The rules regarding consent to medical treatment in Ontario can be found in the Health Care Consent Act (the "HCCA"). In order for treatment to be administered, the patient must give informed consent. If the patient is incapable of giving that consent, then s. 20 provides that the person’s substitute decision maker is responsible for giving or withholding consent. This section also provides a hierarchy of who the substitute decision maker will be. At the top of the list is a court-appointed guardian, followed by the patient’s attorney for personal care. Further down the list are the person’s spouse, children, parents, siblings, and other relatives.

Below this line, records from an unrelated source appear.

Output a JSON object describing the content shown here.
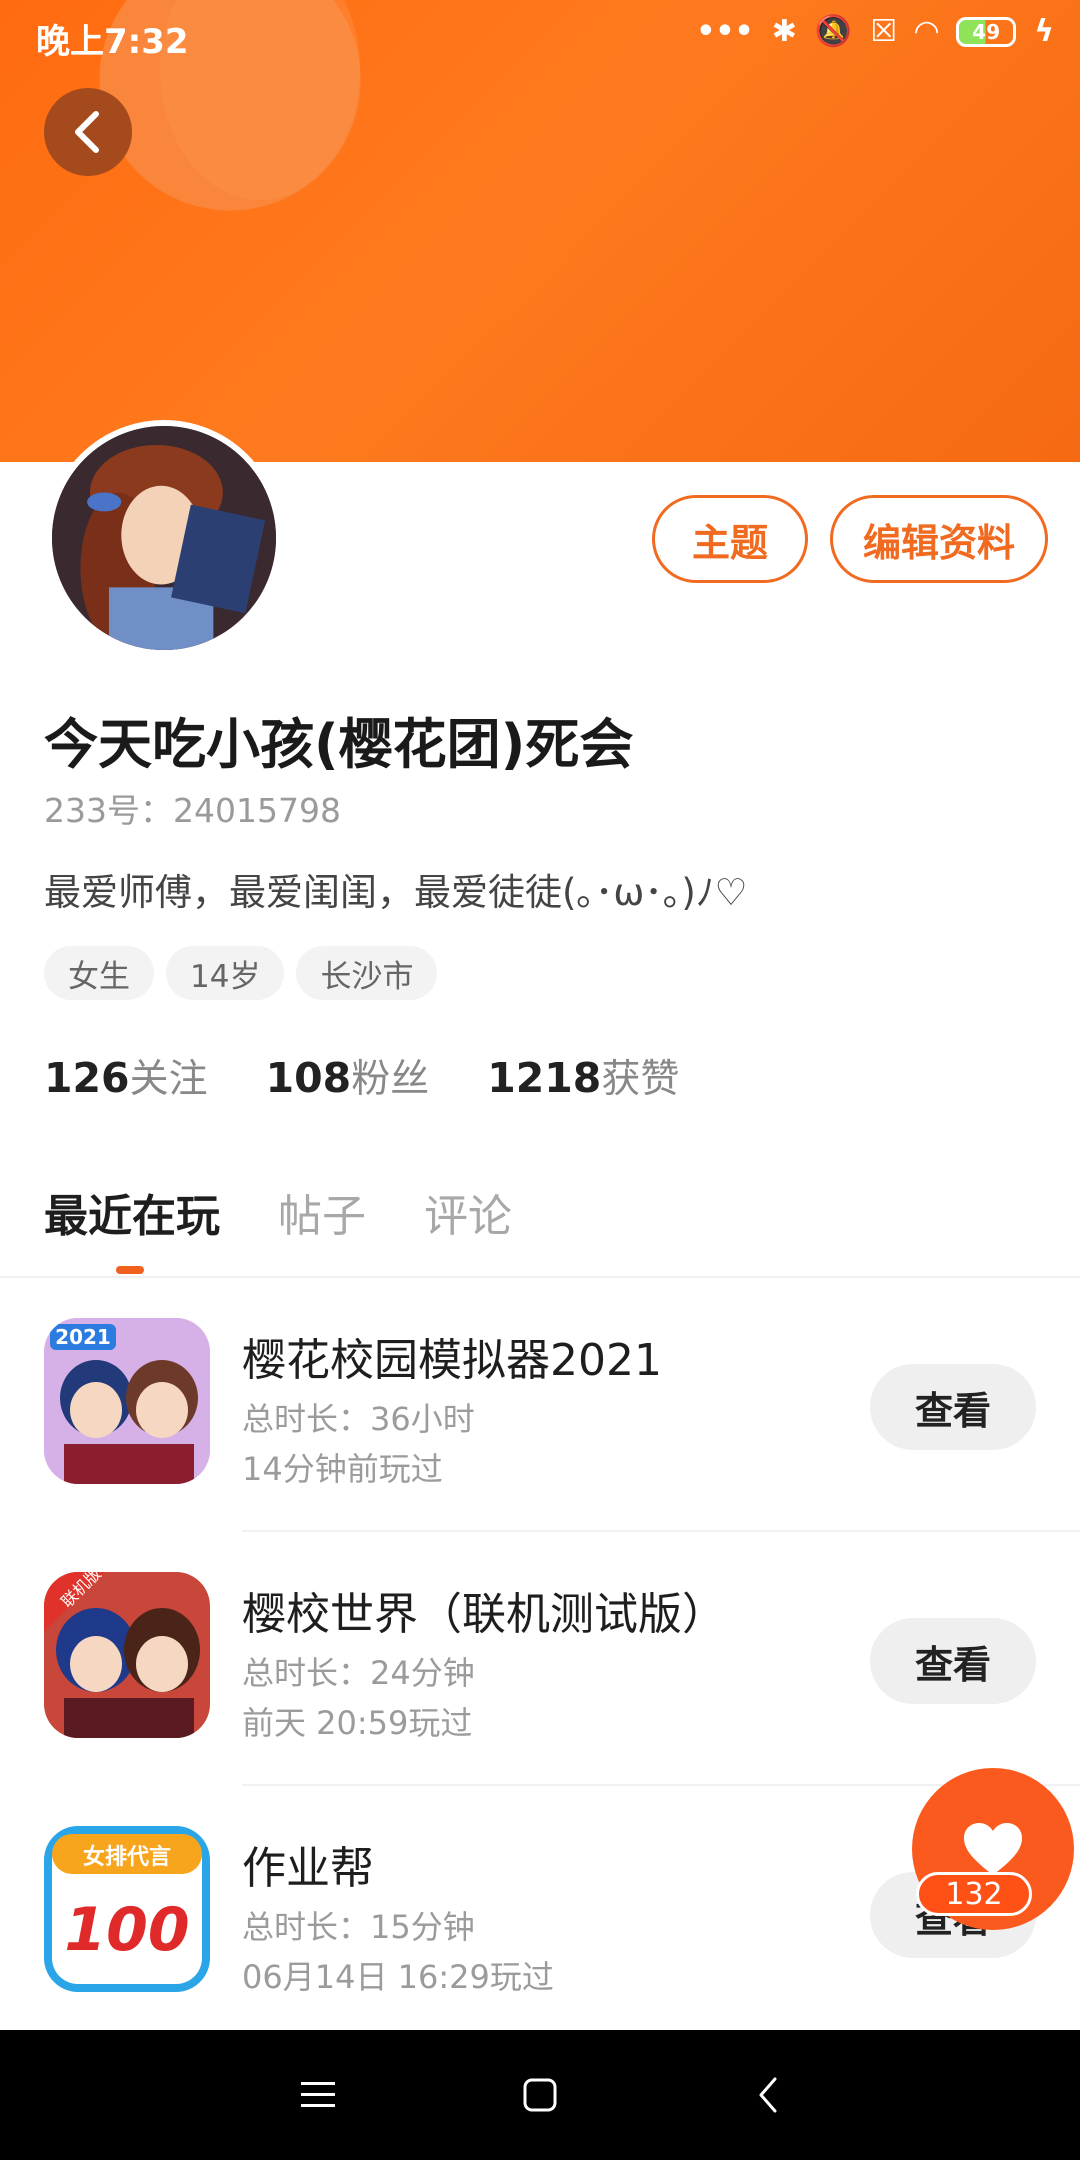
{
  "status_bar": {
    "time": "晚上7:32",
    "battery": "49"
  },
  "profile": {
    "theme_button": "主题",
    "edit_button": "编辑资料",
    "name": "今天吃小孩(樱花团)死会",
    "uid": "233号：24015798",
    "bio": "最爱师傅，最爱闺闺，最爱徒徒(｡･ω･｡)ﾉ♡",
    "tags": [
      "女生",
      "14岁",
      "长沙市"
    ],
    "stats": [
      {
        "num": "126",
        "label": "关注"
      },
      {
        "num": "108",
        "label": "粉丝"
      },
      {
        "num": "1218",
        "label": "获赞"
      }
    ]
  },
  "tabs": [
    "最近在玩",
    "帖子",
    "评论"
  ],
  "games": [
    {
      "title": "樱花校园模拟器2021",
      "duration": "总时长：36小时",
      "last_played": "14分钟前玩过",
      "button": "查看",
      "badge": "2021"
    },
    {
      "title": "樱校世界（联机测试版）",
      "duration": "总时长：24分钟",
      "last_played": "前天 20:59玩过",
      "button": "查看",
      "badge": "联机版"
    },
    {
      "title": "作业帮",
      "duration": "总时长：15分钟",
      "last_played": "06月14日 16:29玩过",
      "button": "查看",
      "badge": "女排代言"
    }
  ],
  "fab": {
    "count": "132"
  },
  "colors": {
    "accent": "#f06a1f",
    "banner": "#ff6b10"
  }
}
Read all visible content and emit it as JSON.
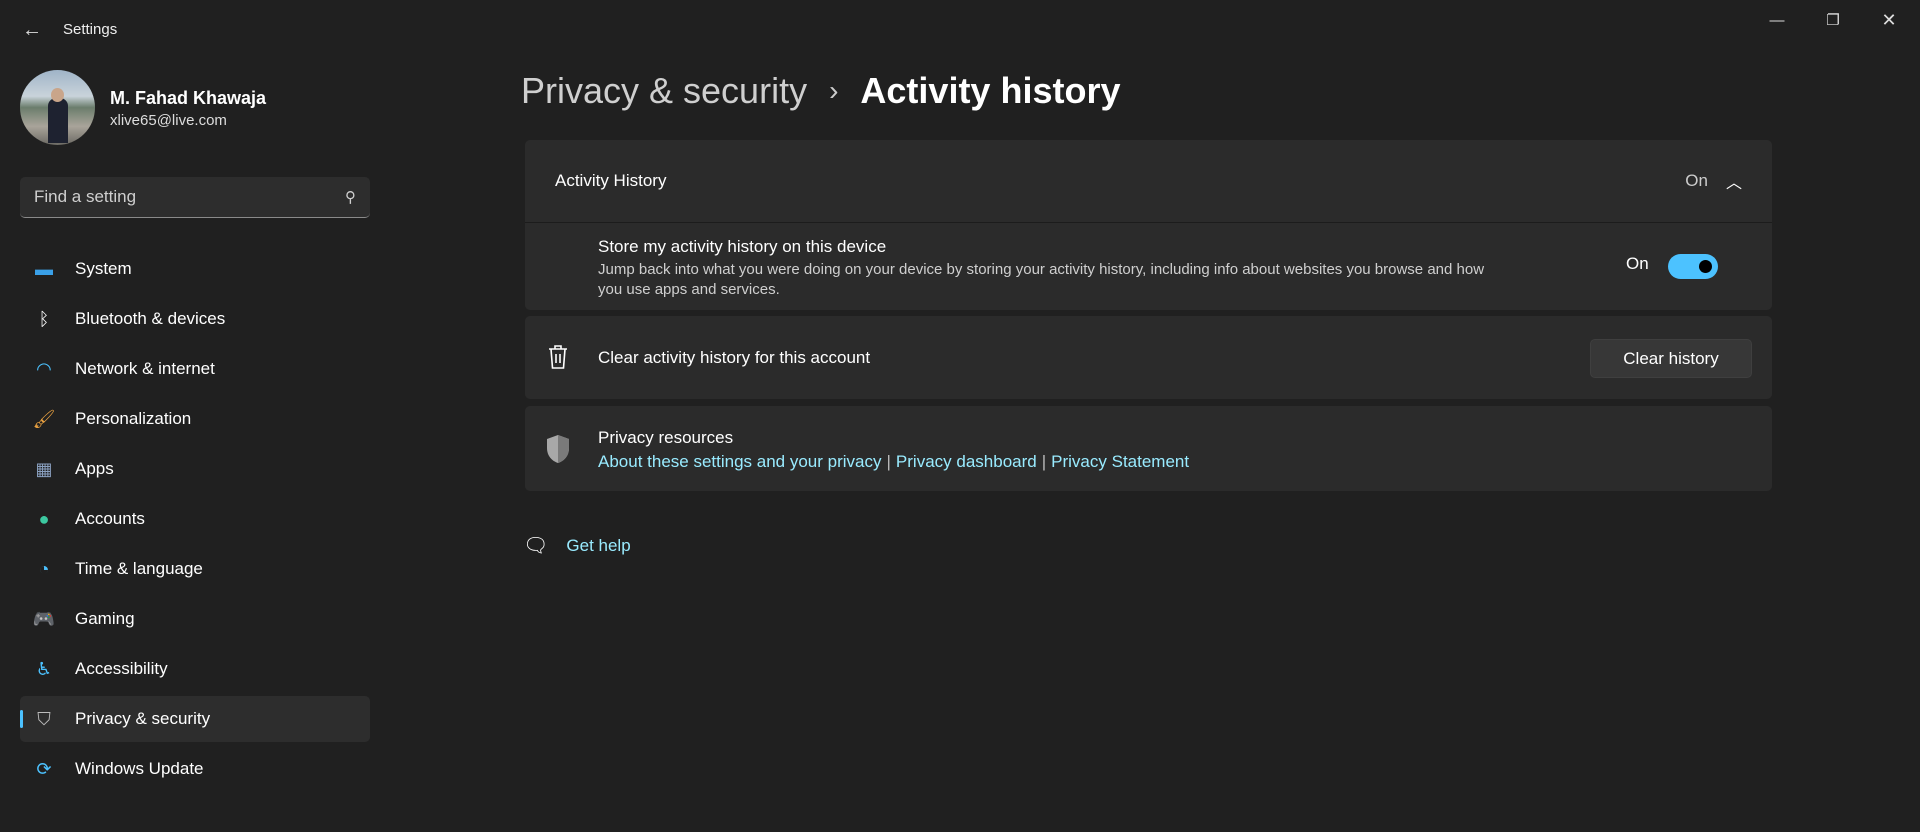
{
  "titlebar": {
    "title": "Settings",
    "back_icon": "arrow-left",
    "controls": [
      "minimize",
      "restore",
      "close"
    ]
  },
  "user": {
    "name": "M. Fahad Khawaja",
    "email": "xlive65@live.com"
  },
  "search": {
    "placeholder": "Find a setting"
  },
  "sidebar": {
    "items": [
      {
        "label": "System",
        "icon": "monitor"
      },
      {
        "label": "Bluetooth & devices",
        "icon": "bluetooth"
      },
      {
        "label": "Network & internet",
        "icon": "wifi"
      },
      {
        "label": "Personalization",
        "icon": "brush"
      },
      {
        "label": "Apps",
        "icon": "apps"
      },
      {
        "label": "Accounts",
        "icon": "person"
      },
      {
        "label": "Time & language",
        "icon": "clock-globe"
      },
      {
        "label": "Gaming",
        "icon": "gamepad"
      },
      {
        "label": "Accessibility",
        "icon": "accessibility"
      },
      {
        "label": "Privacy & security",
        "icon": "shield",
        "selected": true
      },
      {
        "label": "Windows Update",
        "icon": "refresh"
      }
    ]
  },
  "breadcrumb": {
    "parent": "Privacy & security",
    "separator": "›",
    "current": "Activity history"
  },
  "activity": {
    "header": "Activity History",
    "header_state": "On",
    "store_title": "Store my activity history on this device",
    "store_desc": "Jump back into what you were doing on your device by storing your activity history, including info about websites you browse and how you use apps and services.",
    "toggle_label": "On",
    "toggle_on": true
  },
  "clear": {
    "label": "Clear activity history for this account",
    "button": "Clear history"
  },
  "resources": {
    "title": "Privacy resources",
    "links": [
      "About these settings and your privacy",
      "Privacy dashboard",
      "Privacy Statement"
    ],
    "sep": "|"
  },
  "help": {
    "label": "Get help"
  },
  "colors": {
    "accent": "#4cc2ff",
    "link": "#99ebff",
    "bg": "#202020",
    "card": "#2b2b2b"
  }
}
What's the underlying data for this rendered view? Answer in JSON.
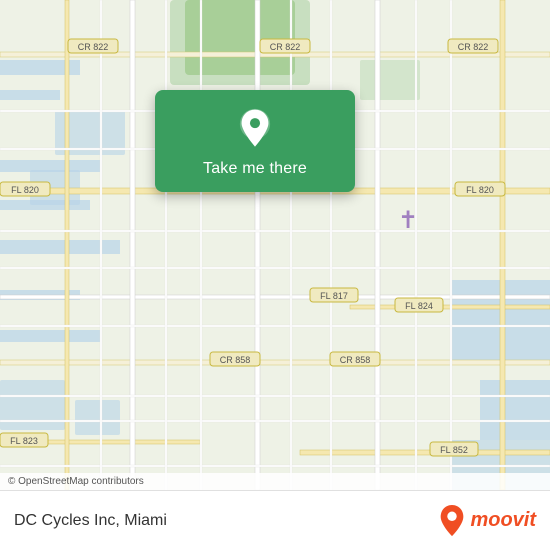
{
  "map": {
    "attribution": "© OpenStreetMap contributors",
    "location_card": {
      "button_label": "Take me there"
    }
  },
  "bottom_bar": {
    "title": "DC Cycles Inc, Miami"
  },
  "moovit": {
    "label": "moovit"
  },
  "roads": {
    "labels": [
      "CR 822",
      "FL 820",
      "FL 817",
      "CR 858",
      "FL 823",
      "FL 824",
      "FL 852"
    ]
  }
}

The HCCA provides further under s. 21 that the substitute decision maker must make the decision according to certain principles. If the substitute decision maker knows of a wish that the incapable person expressed while still capable and over the age of 16, then he or she is obligated to give or refuse consent in accordance with that wish.
This is where advance directives come into play. They do not bind doctors or other medical professionals; rather, they bind substitute decision makers in giving or refusing consent to doctors or medical professionals by providing proof of the incapable individual’s prior capable wishes.
These wishes can be expressed in a power of attorney for personal care as well, either by limiting the types of treatment to which the donee may give or refuse consent, or specifying the grantor’s prior capable wishes. In this sense, a power of attorney itself is a form of advance directive.
If there is no prior capable wish, a substitute decision maker must make a decision in accordance with the incapable person’s best interests, a complicated and often contentious determination. See my recent blog post on the Rasouli matter and Ian Hull’s recent blog on the care of Desmond Watson for a few examples of high profile debates over best interests.
As difficult as it may be to decide what care you might want in the event of a loss of capacity, it can be even more difficult for others to decide what care you might want. Advance directives, either in the form of a power of attorney for personal care or in the form of written directives given in hospital, can be powerful tools to ensure that your wishes are followed.